A USD 4.7bn fund backed by Chinese and Japanese conglomerates is seeking developer partners to invest in large-scale projects in China.
The Xinjin IDC Fund, which was co-launched by CITIC Construction, Xinjin Holding and Itochu Corporation in January, is targeting a 15% internal investment return, General Manager Xue Liang said yesterday.
The vehicle, based in southeastern Ningbo city, will look to cooperate with various data centre operators on greenfield projects, with a focus on projects classified as Tier 3 and above. A single deal ticket size is about USD 100m.
“Our developer partners will be in charge of client services as well as daily operations and maintenance of data centres, while as a fund we will only act as the asset owner,” Xue said.

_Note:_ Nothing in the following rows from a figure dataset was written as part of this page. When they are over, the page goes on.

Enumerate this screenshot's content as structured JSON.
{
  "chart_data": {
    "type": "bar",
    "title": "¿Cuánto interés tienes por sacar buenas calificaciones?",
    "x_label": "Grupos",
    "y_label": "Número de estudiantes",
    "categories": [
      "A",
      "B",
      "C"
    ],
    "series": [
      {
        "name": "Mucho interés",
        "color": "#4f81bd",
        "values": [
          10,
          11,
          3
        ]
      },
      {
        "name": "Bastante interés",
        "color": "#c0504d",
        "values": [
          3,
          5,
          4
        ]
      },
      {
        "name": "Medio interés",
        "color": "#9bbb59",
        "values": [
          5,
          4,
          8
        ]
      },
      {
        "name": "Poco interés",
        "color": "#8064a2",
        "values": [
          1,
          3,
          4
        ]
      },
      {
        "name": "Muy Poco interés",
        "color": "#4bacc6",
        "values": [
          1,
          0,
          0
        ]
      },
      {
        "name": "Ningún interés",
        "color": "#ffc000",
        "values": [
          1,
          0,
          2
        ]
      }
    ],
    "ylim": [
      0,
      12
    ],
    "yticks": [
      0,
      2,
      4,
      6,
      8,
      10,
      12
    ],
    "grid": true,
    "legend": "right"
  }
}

The ideal partner should have strong operation prowess and capability in securing clients, he added.
Xinjin, which is a cross-border alternative asset management offshoot of Chinese state conglomerate CITIC Group, acts as GP and manager of the fund. Itochu and CITIC Construction are founding LPs.
The fund comprises of a CNY 12bn (USD 1.7bn) Chinese yuan tranche and a USD 3bn US dollar-denominated tranche, with first close targets at CNY 2bn and USD 500m, respectively. The fundraising will have three phases.